The housing shortage is no longer just a coastal crisis

The housing shortage is no longer just a coastal crisis

Robert Dietzwho travels the country as chief economist for the National Association of Home Builders, warned of that confluence of problems before the pandemic.

“For the past four or five years, everywhere I go they call it substructure,” he said. The exception is communities that have suffered population loss (although they may also need new or renovated housing to replace homes that are becoming uninhabitable). “Everywhere,” said Mr. Dietz, “it was just a matter of degree and scale.”

There are more homes under construction across the country today than anytime since the 70s, when many baby boomers formed households (today’s large construction numbers reflect in part that it takes longer to build a home amid pandemic supply chain delays). But rising interest rates and fears of an impending recession mean homebuilders are already beginning to pull back, said Mr. dietz. And even at the current pace of construction, it would take years to make up the country’s deficit.
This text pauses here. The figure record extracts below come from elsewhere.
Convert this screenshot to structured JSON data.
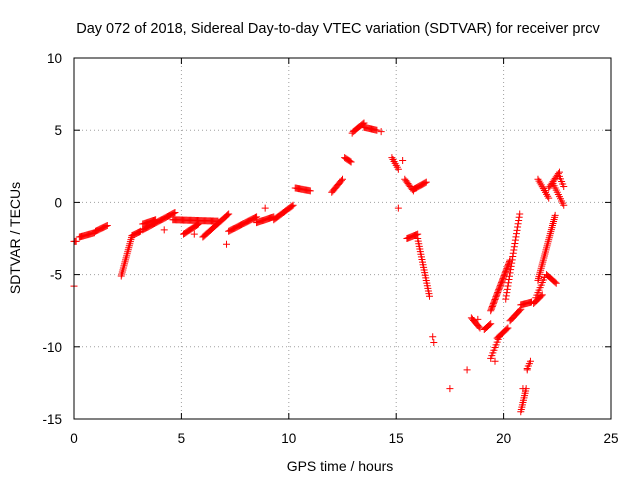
{
  "chart_data": {
    "type": "scatter",
    "title": "Day 072 of 2018, Sidereal Day-to-day VTEC variation (SDTVAR) for receiver prcv",
    "xlabel": "GPS time / hours",
    "ylabel": "SDTVAR / TECUs",
    "xlim": [
      0,
      25
    ],
    "ylim": [
      -15,
      10
    ],
    "xticks": [
      0,
      5,
      10,
      15,
      20,
      25
    ],
    "yticks": [
      -15,
      -10,
      -5,
      0,
      5,
      10
    ],
    "xtick_labels": [
      "0",
      "5",
      "10",
      "15",
      "20",
      "25"
    ],
    "ytick_labels": [
      "-15",
      "-10",
      "-5",
      "0",
      "5",
      "10"
    ],
    "grid": true,
    "marker": "+",
    "color": "#ff0000",
    "segments": [
      {
        "x0": 0.0,
        "x1": 0.1,
        "y0": -2.7,
        "y1": -2.7,
        "step": 0.05
      },
      {
        "x0": 0.25,
        "x1": 0.95,
        "y0": -2.4,
        "y1": -2.1,
        "step": 0.05
      },
      {
        "x0": 1.0,
        "x1": 1.55,
        "y0": -2.0,
        "y1": -1.6,
        "step": 0.05
      },
      {
        "x0": 2.2,
        "x1": 2.7,
        "y0": -5.1,
        "y1": -2.3,
        "step": 0.025
      },
      {
        "x0": 2.7,
        "x1": 3.1,
        "y0": -2.3,
        "y1": -2.0,
        "step": 0.05
      },
      {
        "x0": 3.2,
        "x1": 4.7,
        "y0": -1.9,
        "y1": -0.7,
        "step": 0.05
      },
      {
        "x0": 3.2,
        "x1": 3.8,
        "y0": -1.5,
        "y1": -1.2,
        "step": 0.05
      },
      {
        "x0": 4.6,
        "x1": 6.7,
        "y0": -1.2,
        "y1": -1.3,
        "step": 0.05
      },
      {
        "x0": 5.1,
        "x1": 5.8,
        "y0": -2.2,
        "y1": -1.5,
        "step": 0.05
      },
      {
        "x0": 6.0,
        "x1": 7.2,
        "y0": -2.4,
        "y1": -0.8,
        "step": 0.05
      },
      {
        "x0": 7.2,
        "x1": 8.5,
        "y0": -2.0,
        "y1": -1.0,
        "step": 0.05
      },
      {
        "x0": 8.5,
        "x1": 9.3,
        "y0": -1.4,
        "y1": -1.0,
        "step": 0.05
      },
      {
        "x0": 9.3,
        "x1": 10.2,
        "y0": -1.2,
        "y1": -0.2,
        "step": 0.05
      },
      {
        "x0": 10.3,
        "x1": 11.0,
        "y0": 1.0,
        "y1": 0.8,
        "step": 0.05
      },
      {
        "x0": 12.0,
        "x1": 12.5,
        "y0": 0.7,
        "y1": 1.6,
        "step": 0.05
      },
      {
        "x0": 12.6,
        "x1": 12.9,
        "y0": 3.1,
        "y1": 2.8,
        "step": 0.05
      },
      {
        "x0": 13.0,
        "x1": 13.5,
        "y0": 4.9,
        "y1": 5.5,
        "step": 0.05
      },
      {
        "x0": 13.5,
        "x1": 14.1,
        "y0": 5.2,
        "y1": 5.0,
        "step": 0.05
      },
      {
        "x0": 14.8,
        "x1": 15.1,
        "y0": 3.1,
        "y1": 2.3,
        "step": 0.05
      },
      {
        "x0": 15.4,
        "x1": 15.8,
        "y0": 1.6,
        "y1": 0.8,
        "step": 0.05
      },
      {
        "x0": 15.8,
        "x1": 16.4,
        "y0": 0.9,
        "y1": 1.4,
        "step": 0.05
      },
      {
        "x0": 15.5,
        "x1": 16.0,
        "y0": -2.5,
        "y1": -2.2,
        "step": 0.05
      },
      {
        "x0": 16.0,
        "x1": 16.55,
        "y0": -2.5,
        "y1": -6.5,
        "step": 0.025
      },
      {
        "x0": 18.5,
        "x1": 18.9,
        "y0": -8.0,
        "y1": -8.7,
        "step": 0.05
      },
      {
        "x0": 19.1,
        "x1": 19.4,
        "y0": -8.8,
        "y1": -8.4,
        "step": 0.05
      },
      {
        "x0": 19.4,
        "x1": 19.8,
        "y0": -10.8,
        "y1": -9.3,
        "step": 0.05
      },
      {
        "x0": 19.4,
        "x1": 20.3,
        "y0": -7.5,
        "y1": -4.0,
        "step": 0.025
      },
      {
        "x0": 19.7,
        "x1": 20.2,
        "y0": -9.4,
        "y1": -8.7,
        "step": 0.05
      },
      {
        "x0": 20.1,
        "x1": 20.75,
        "y0": -6.7,
        "y1": -0.8,
        "step": 0.025
      },
      {
        "x0": 20.3,
        "x1": 20.8,
        "y0": -8.2,
        "y1": -7.4,
        "step": 0.05
      },
      {
        "x0": 20.8,
        "x1": 21.3,
        "y0": -7.1,
        "y1": -6.9,
        "step": 0.05
      },
      {
        "x0": 20.8,
        "x1": 21.05,
        "y0": -14.5,
        "y1": -12.9,
        "step": 0.025
      },
      {
        "x0": 21.1,
        "x1": 21.25,
        "y0": -11.5,
        "y1": -11.0,
        "step": 0.05
      },
      {
        "x0": 21.4,
        "x1": 21.8,
        "y0": -7.0,
        "y1": -6.4,
        "step": 0.05
      },
      {
        "x0": 21.5,
        "x1": 21.9,
        "y0": -6.6,
        "y1": -5.2,
        "step": 0.05
      },
      {
        "x0": 21.6,
        "x1": 22.4,
        "y0": -5.4,
        "y1": -0.9,
        "step": 0.025
      },
      {
        "x0": 21.6,
        "x1": 22.1,
        "y0": 1.6,
        "y1": 0.3,
        "step": 0.05
      },
      {
        "x0": 22.1,
        "x1": 22.6,
        "y0": 1.0,
        "y1": 2.1,
        "step": 0.05
      },
      {
        "x0": 22.6,
        "x1": 22.8,
        "y0": 1.8,
        "y1": 1.1,
        "step": 0.05
      },
      {
        "x0": 22.0,
        "x1": 22.45,
        "y0": -5.0,
        "y1": -5.6,
        "step": 0.05
      },
      {
        "x0": 22.3,
        "x1": 22.8,
        "y0": 1.3,
        "y1": -0.2,
        "step": 0.05
      }
    ],
    "points": [
      {
        "x": 0.0,
        "y": -5.8
      },
      {
        "x": 4.2,
        "y": -1.9
      },
      {
        "x": 5.6,
        "y": -2.2
      },
      {
        "x": 7.1,
        "y": -2.9
      },
      {
        "x": 8.9,
        "y": -0.4
      },
      {
        "x": 12.95,
        "y": 4.8
      },
      {
        "x": 14.3,
        "y": 4.9
      },
      {
        "x": 15.1,
        "y": -0.4
      },
      {
        "x": 15.3,
        "y": 2.9
      },
      {
        "x": 16.7,
        "y": -9.3
      },
      {
        "x": 16.75,
        "y": -9.7
      },
      {
        "x": 17.5,
        "y": -12.9
      },
      {
        "x": 18.3,
        "y": -11.6
      },
      {
        "x": 18.8,
        "y": -8.1
      },
      {
        "x": 19.6,
        "y": -11.0
      },
      {
        "x": 20.9,
        "y": -12.9
      },
      {
        "x": 21.1,
        "y": -11.6
      }
    ]
  }
}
So what would it mean to reimagine the housing shortage as a national crisis – perhaps with national responses and changing politics? Housing researchers from the libertarian-oriented Mercatus Center have often raised the issue with conservative politicians.

“Before Covid-19, you talked to people in Utah, in Tennessee, and they said, ‘Oh yeah, this is a blue state problem, Democrats don’t know how to run their state, we don’t have that problem here. ,’”said Nolan Graya former city planner and Mercatus affiliate who is now a graduate student at UCLA “And, of course, starting in 2020, I’m getting more and more frantic calls from people in states like Utah or Montana, or Florida.”

In a new book criticizing zoning, Mr. Gray describes how, beginning in the 1920s, the federal government encouraged local communities to adopt zoning plans. It’s only fair today, he argues, that the federal government is helping to reverse zoning plans that have made homes more expensive.